National Insurance (NI)
The rates of NI contributions are generally lower for a sole trader or partnership than for a director of a company. However, it may be possible for a director to avoid NI altogether by paying dividends rather than salary.
Value Added Tax (VAT)
It is important to account correctly for the VAT of any business and neglect may result in a significant loss.
When starting a business, you should consider the VAT. You will be obliged to register, if the value of your taxable sales or services exceeds the registration limit.
It may be necessary to employ staff to enable expansion of the business.
It is the employer’s responsibility to inform HMRC of the wages due to employees. Also, it needs to deduct income tax and national insurance and to account for student loan deductions under PAYE. Then these deductions must be paid over to HMRC. The payroll records should be maintained properly.
Since the introduction of Real Time Information (RTI) an employer must advise HMRC of wages and deductions ‘on or before’ the time they are paid over to the employee. You will also need to have knowledge of employment law.
There are many issues to be considered in choosing business premises. You should consider the following:
- suitability for the business
- compliance with legal regulations
- local by-laws
- physical restrictions, such as access to business
It is a legal requirement to have comprehensive insurance for business motor vehicles and employer’s liability insurance. There are other types of insurance to be considered such as public liability, consequential loss, business assets, Keyman and bad debts.

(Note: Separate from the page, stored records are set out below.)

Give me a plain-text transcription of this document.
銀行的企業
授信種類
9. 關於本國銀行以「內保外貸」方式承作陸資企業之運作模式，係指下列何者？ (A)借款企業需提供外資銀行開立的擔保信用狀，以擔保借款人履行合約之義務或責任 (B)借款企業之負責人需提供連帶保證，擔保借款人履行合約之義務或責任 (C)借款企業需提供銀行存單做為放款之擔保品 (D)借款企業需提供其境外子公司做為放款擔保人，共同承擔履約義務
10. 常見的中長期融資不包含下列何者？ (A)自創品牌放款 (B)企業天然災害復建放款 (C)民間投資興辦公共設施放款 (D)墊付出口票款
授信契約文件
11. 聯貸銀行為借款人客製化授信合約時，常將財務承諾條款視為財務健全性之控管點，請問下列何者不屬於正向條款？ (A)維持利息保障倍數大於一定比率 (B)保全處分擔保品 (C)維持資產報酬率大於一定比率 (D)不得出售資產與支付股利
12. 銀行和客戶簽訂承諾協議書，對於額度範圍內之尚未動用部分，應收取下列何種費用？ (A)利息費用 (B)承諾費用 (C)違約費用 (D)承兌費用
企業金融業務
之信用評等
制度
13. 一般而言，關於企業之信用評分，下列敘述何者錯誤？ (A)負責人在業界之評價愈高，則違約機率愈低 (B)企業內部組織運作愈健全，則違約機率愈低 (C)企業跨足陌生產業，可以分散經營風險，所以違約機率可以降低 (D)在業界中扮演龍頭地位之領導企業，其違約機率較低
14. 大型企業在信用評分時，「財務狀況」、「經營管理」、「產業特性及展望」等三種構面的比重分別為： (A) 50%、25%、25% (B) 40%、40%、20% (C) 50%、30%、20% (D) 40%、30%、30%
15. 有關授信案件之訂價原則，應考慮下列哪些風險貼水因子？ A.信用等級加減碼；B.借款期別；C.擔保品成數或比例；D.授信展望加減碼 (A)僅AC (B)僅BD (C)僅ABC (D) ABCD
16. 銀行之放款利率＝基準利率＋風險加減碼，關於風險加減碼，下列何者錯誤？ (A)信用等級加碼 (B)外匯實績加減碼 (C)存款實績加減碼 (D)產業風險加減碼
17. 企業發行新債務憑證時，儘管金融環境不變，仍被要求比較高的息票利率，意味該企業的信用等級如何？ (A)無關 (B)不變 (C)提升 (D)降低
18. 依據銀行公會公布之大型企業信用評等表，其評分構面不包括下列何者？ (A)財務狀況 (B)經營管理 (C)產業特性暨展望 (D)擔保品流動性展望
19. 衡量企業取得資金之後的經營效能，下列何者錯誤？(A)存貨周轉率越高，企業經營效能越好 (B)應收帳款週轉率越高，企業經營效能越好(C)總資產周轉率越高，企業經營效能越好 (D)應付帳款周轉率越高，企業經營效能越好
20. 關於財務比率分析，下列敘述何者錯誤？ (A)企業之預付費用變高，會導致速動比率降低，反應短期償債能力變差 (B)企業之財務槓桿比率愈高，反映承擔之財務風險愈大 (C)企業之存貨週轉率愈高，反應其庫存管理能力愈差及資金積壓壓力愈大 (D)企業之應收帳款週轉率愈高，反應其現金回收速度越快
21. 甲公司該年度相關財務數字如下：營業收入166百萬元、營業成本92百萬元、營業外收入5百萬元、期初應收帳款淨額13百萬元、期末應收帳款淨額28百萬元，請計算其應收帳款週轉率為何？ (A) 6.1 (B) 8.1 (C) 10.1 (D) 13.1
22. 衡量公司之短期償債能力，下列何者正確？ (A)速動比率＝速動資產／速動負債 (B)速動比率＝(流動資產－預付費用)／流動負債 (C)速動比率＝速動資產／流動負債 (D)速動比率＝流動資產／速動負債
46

There are favourable tax rules if you put money into a pension scheme. The latest reforms, under Pensions Act 2008, require UK employers in certain conditions to automatically enrol employees in a pension scheme. The employers and employees are required to make contributions to that scheme. There are various occupational pension schemes or the National Employment Savings Trust (NEST) can be used.
From 2012 the largest employers have to comply with the new pension regulations. The deadline for being compliant (‘staging date’) is determined by the number of people in their PAYE scheme. For smaller employers the staging date is between 2012 and 2018.